For beginners, these urban physical Internet nodes may not look like much at all. And that is by design. Equinix, the largest owner of Collocation Data Centers with 10.9% of the world market, operates data centers that are not generally considered attractive. In Dallas, the company owns a large industrial building just outside the city center that doubles as a data center hub and the headquarters of a for-profit college. In Tokyo, the operation is mostly carried out on different floors in the sea of the city’s skyscrapers, “so you don’t even know it’s there,” says Jim Poole, the company’s vice president of business development. In Sydney, Australia, Equinix is building a new data center in an expressive style, in contrast to the city’s famous Opera House. And around one of its facilities in Amsterdam, Equinix built a pit – less for safety, Poole says, given that Amsterdam is a city of canals, rather than making the building match the environment around it. “Most of the time, people really try to make their buildings more environmentally friendly,” he says, adding that sometimes local regulators need it.

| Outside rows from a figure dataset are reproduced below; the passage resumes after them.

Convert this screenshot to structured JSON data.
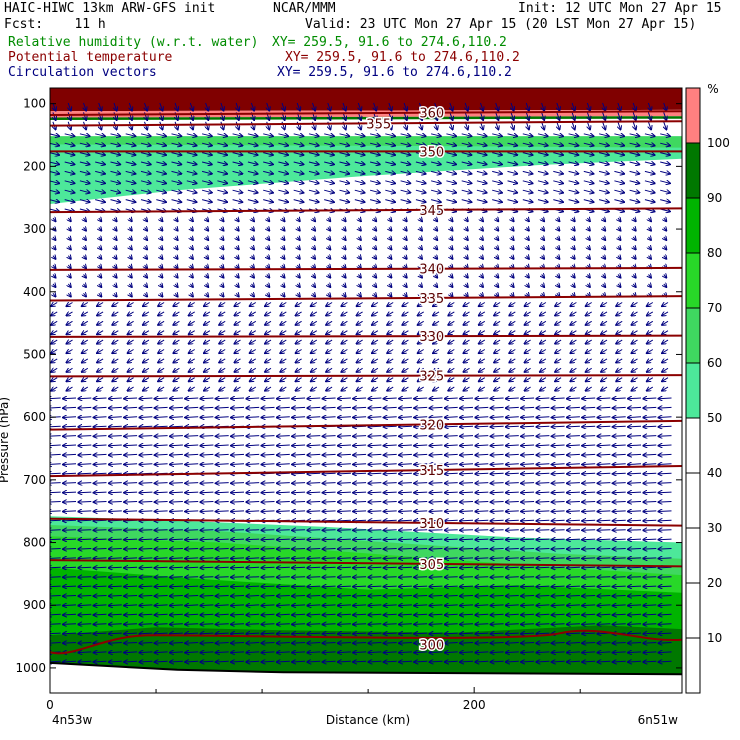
{
  "header": {
    "model": "HAIC-HIWC 13km ARW-GFS init",
    "org": "NCAR/MMM",
    "init": "Init: 12 UTC Mon 27 Apr 15",
    "fcst": "Fcst:    11 h",
    "valid": "Valid: 23 UTC Mon 27 Apr 15 (20 LST Mon 27 Apr 15)",
    "fields": [
      {
        "name": "Relative humidity (w.r.t. water)",
        "xy": "XY= 259.5, 91.6 to 274.6,110.2",
        "color": "#008c00"
      },
      {
        "name": "Potential temperature",
        "xy": "XY= 259.5, 91.6 to 274.6,110.2",
        "color": "#8b0000"
      },
      {
        "name": "Circulation vectors",
        "xy": "XY= 259.5, 91.6 to 274.6,110.2",
        "color": "#000080"
      }
    ]
  },
  "chart_data": {
    "type": "cross-section",
    "xlabel": "Distance (km)",
    "ylabel": "Pressure (hPa)",
    "x_ticks": [
      0,
      200
    ],
    "xlim": [
      0,
      298
    ],
    "x_end_labels": [
      "4n53w",
      "6n51w"
    ],
    "y_ticks": [
      100,
      200,
      300,
      400,
      500,
      600,
      700,
      800,
      900,
      1000
    ],
    "ylim": [
      1040,
      75
    ],
    "relative_humidity": {
      "unit": "%",
      "colorbar_ticks": [
        10,
        20,
        30,
        40,
        50,
        60,
        70,
        80,
        90,
        100
      ],
      "bands": [
        {
          "range": [
            50,
            60
          ],
          "color": "#4de89a"
        },
        {
          "range": [
            60,
            70
          ],
          "color": "#3fd860"
        },
        {
          "range": [
            70,
            80
          ],
          "color": "#28d828"
        },
        {
          "range": [
            80,
            90
          ],
          "color": "#00b400"
        },
        {
          "range": [
            90,
            100
          ],
          "color": "#007800"
        },
        {
          "range": [
            100,
            110
          ],
          "color": "#ff8080"
        }
      ]
    },
    "potential_temperature": {
      "unit": "K",
      "contours": [
        {
          "value": 300,
          "p_start": 975,
          "p_end": 955
        },
        {
          "value": 305,
          "p_start": 828,
          "p_end": 838
        },
        {
          "value": 310,
          "p_start": 762,
          "p_end": 773
        },
        {
          "value": 315,
          "p_start": 694,
          "p_end": 678
        },
        {
          "value": 320,
          "p_start": 620,
          "p_end": 606
        },
        {
          "value": 325,
          "p_start": 535,
          "p_end": 533
        },
        {
          "value": 330,
          "p_start": 472,
          "p_end": 470
        },
        {
          "value": 335,
          "p_start": 414,
          "p_end": 407
        },
        {
          "value": 340,
          "p_start": 365,
          "p_end": 362
        },
        {
          "value": 345,
          "p_start": 273,
          "p_end": 267
        },
        {
          "value": 350,
          "p_start": 176,
          "p_end": 176
        },
        {
          "value": 355,
          "p_start": 135,
          "p_end": 128
        },
        {
          "value": 360,
          "p_start": 118,
          "p_end": 112
        }
      ]
    },
    "circulation_vectors": {
      "color": "#000080",
      "upper_level_direction": "east-southeast",
      "mid_low_level_direction": "west"
    }
  }
}
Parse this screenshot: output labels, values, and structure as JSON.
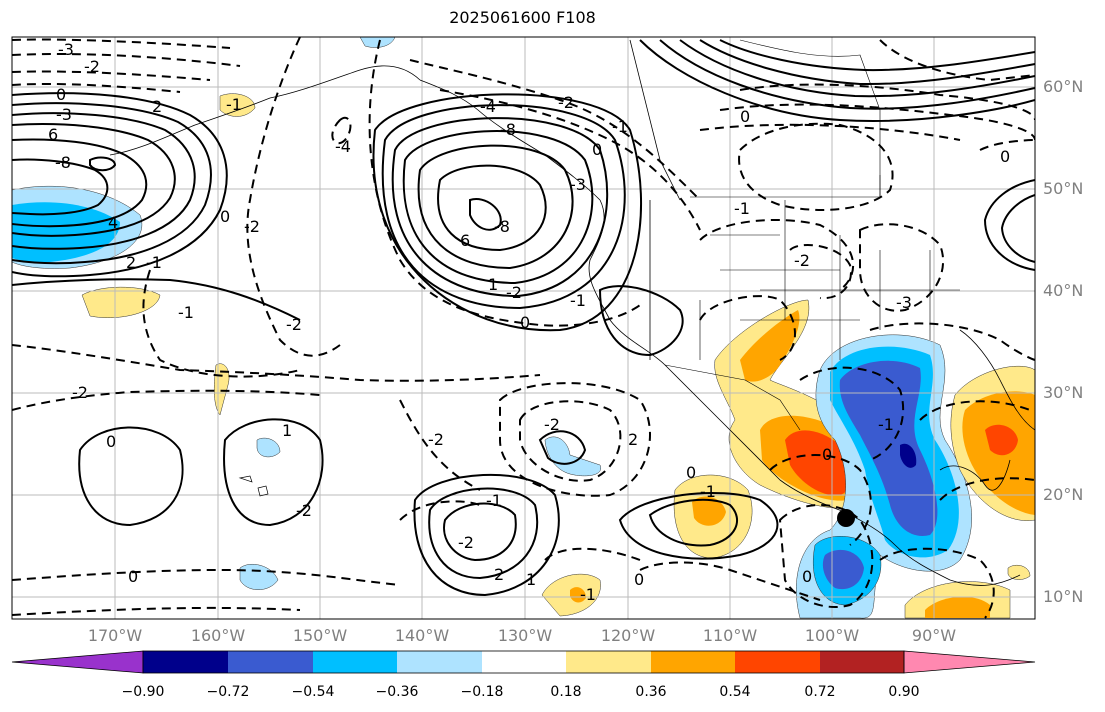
{
  "title": "2025061600 F108",
  "lon_labels": [
    "170°W",
    "160°W",
    "150°W",
    "140°W",
    "130°W",
    "120°W",
    "110°W",
    "100°W",
    "90°W"
  ],
  "lat_labels": [
    "60°N",
    "50°N",
    "40°N",
    "30°N",
    "20°N",
    "10°N"
  ],
  "colorbar": {
    "ticks": [
      "−0.90",
      "−0.72",
      "−0.54",
      "−0.36",
      "−0.18",
      "0.18",
      "0.36",
      "0.54",
      "0.72",
      "0.90"
    ],
    "colors": [
      "#9932cc",
      "#00008b",
      "#3a5bd0",
      "#00bfff",
      "#aee3ff",
      "#ffffff",
      "#ffe98a",
      "#ffa500",
      "#ff4500",
      "#b22222",
      "#ff88b0"
    ]
  },
  "contour_labels": [
    "-3",
    "-2",
    "0",
    "-3",
    "2",
    "6",
    "-8",
    "4",
    "2",
    "-1",
    "-1",
    "-4",
    "-2",
    "-1",
    "0",
    "-8",
    "6",
    "-2",
    "-2",
    "1",
    "-3",
    "0",
    "-1",
    "-4",
    "-8",
    "0",
    "-1",
    "-2",
    "-2",
    "0",
    "-2",
    "-2",
    "1",
    "-2",
    "-1",
    "-2",
    "0",
    "2",
    "1",
    "0",
    "-1",
    "-1",
    "0",
    "2",
    "0",
    "0",
    "-1",
    "0",
    "-1",
    "-3",
    "0",
    "-2"
  ],
  "marker": "black-dot"
}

Demand for such facilities, especially in urban centers, is growing rapidly: last year, spending on collocation data centers increased by 11.7%. Even the largest cloud companies are not far behind. Amazon web services are pushing shrinking data centers, which they call local zones, close to large populated areas; So far, he has placed them in 32 cities across the U.S. The trend has also sparked interest from Walmart, which may soon start renting portfolios from its superstores to host data centers for third-party companies.
Poole says one explanation for the demand surge is that consumers themselves have changed. As more of our lives go online, “people’s tolerance for latency is steadily declining,” he says. The key drivers are apps where millisecond delays can be significant: you won’t see quarter-second lag on Netflix, but you will definitely see it if you use an online sports betting app, trade stocks, or participate in multiplayer. Game like Fortnight.
Companies like Google, Amazon, and Microsoft, for example, bet on cloud gaming, which includes streaming games on the Internet without a console or phone to provide processing power. But many popular games, such as first-person shooters, “require a lot of quick reaction time and therefore really fast connectivity,” says Jabez Tan, head of research at a structure research firm. And games like this wouldn’t work on a streaming service without the help of a large number of data centers.